Outro mantra do qual discordo é aquele de se aumentarmos os salários dos professores atrairemos os melhores alunos para a carreira. Por que os melhores alunos escolheriam uma carreira a respeito da qual os formadores de opinião não dão a mínima? Por que escolheriam uma carreira a respeito da qual não se produz estatísticas do grau de satisfação ou dos resultados?
Os melhores alunos, em geral, são os alunos da rede particular de qualidade, filhos da classe média. Não conheço um melhor aluno, jovem, disposto a enfrentar uma sala de aula de escola pública. A classe média ensina aos seus filhos que eles têm direito a escolher emprego porque serão sustentados pelos pais até arranjarem alguma carreira na qual sejam felizes. 
Os pais pobres, muitas vezes, esperam que os filhos arranjem um emprego o mais rápido possível. Para ajudar a sustentar os irmãos. Não fazem por que amam menos seus filhos do que a classe média. Fazem porque essa é a realidade deles.
Valorizar a carreira do magistério é mostrar aos alunos da escola pública que a licenciatura é uma alternativa profissional para eles. Melhor se tiverem vocação, mas que deve ser levada com seriedade e competência mesmo se for apenas um emprego. 
Aliás, qual é o problema de estudar para ter emprego? Algum médico ou engenheiro estuda para não ter emprego? Todos os médicos têm vocação para cortar gente, curar gente, lidar com o sofrimento? Sem contar a dificuldade de aferir se, aos 16, 17, 18 anos, idade em que os alunos entram na universidade, a vocação, para qualquer carreira, está consolidada.

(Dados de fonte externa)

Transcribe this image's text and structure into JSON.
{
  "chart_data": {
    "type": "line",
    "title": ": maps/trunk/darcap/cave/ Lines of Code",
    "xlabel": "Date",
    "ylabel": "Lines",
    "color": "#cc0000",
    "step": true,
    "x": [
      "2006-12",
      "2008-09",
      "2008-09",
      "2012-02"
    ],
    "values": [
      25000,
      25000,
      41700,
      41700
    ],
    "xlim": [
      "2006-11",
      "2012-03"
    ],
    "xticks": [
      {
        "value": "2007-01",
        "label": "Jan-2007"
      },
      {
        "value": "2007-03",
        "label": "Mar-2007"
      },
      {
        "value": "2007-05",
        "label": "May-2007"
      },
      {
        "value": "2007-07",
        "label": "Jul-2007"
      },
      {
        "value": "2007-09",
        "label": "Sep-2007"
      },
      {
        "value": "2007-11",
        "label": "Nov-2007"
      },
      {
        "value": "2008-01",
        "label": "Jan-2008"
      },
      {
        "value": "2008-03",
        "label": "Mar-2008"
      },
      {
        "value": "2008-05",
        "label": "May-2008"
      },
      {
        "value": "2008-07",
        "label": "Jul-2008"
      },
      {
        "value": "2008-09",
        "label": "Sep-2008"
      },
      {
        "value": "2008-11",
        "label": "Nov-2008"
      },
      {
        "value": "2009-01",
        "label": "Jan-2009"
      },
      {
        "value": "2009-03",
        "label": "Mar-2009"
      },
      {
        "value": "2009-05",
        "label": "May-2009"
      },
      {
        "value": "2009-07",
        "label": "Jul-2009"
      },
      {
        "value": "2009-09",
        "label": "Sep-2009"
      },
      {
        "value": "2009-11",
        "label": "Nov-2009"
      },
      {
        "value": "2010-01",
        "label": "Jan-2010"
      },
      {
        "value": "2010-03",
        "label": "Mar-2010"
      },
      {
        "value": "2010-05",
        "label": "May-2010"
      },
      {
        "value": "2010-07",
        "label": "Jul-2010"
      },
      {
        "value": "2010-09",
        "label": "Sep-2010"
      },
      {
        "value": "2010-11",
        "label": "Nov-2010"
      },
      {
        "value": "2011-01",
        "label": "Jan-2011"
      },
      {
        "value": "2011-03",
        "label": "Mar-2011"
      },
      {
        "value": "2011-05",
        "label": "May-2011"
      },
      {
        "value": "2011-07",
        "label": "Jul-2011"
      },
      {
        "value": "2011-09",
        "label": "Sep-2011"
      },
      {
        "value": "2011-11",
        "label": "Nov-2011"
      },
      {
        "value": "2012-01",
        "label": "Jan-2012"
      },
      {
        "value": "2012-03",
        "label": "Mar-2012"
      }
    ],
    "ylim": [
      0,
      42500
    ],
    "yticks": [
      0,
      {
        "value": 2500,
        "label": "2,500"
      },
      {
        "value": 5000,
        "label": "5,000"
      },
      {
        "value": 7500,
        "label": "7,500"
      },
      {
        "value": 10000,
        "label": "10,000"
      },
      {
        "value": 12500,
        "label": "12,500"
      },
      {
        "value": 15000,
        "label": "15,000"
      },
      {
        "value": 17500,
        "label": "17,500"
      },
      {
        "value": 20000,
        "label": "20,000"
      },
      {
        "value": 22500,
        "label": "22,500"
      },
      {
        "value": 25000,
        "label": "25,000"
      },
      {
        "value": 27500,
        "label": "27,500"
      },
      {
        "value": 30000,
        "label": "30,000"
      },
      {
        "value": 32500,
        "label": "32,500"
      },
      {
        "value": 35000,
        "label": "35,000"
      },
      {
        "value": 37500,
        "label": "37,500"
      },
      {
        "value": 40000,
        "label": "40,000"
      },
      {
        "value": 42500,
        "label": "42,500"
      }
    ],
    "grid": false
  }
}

Existem milhões de alunos, que poderiam ser os melhores, abandonados à própria sorte, só contando, para aprender o mínimo, com os professores que representam para eles a chance de serem inseridos à enciclopédia cultural e científica.
Por que não nos concentramos nesses professores, heróis anônimos que estão em sala de aula? Ah, não se faz política pública com heroísmo, dirão alguns. Bobagem, só se transforma a realidade com heroísmo e responsabilidade individual. 
Tornar os professores que estão na sala de aula mais eficazes e mais estimulados é uma meta que pode ser cumprida pelos responsáveis pela formação dos licenciandos, pelos pesquisadores, pelos gestores municipais, estaduais, por organizações como Todos pela educação. O governo federal, inclusive, tem se empenhado nesse sentido  
O que é problemático é que as estatísticas só consideram renda. Talvez porque a mentalidade vigente entre os formadores de opinião, inclusive os que lidam diretamente com licenciandos, é a de que a questão salarial é o mais importante.
Comparar salário de professor com o de médico rende manchete, mas não resolve nem o problema da educação, nem o do desemprego entre jovens que terminam o ensino médio e param de estudar. Não resolve também a desvalorização da categoria.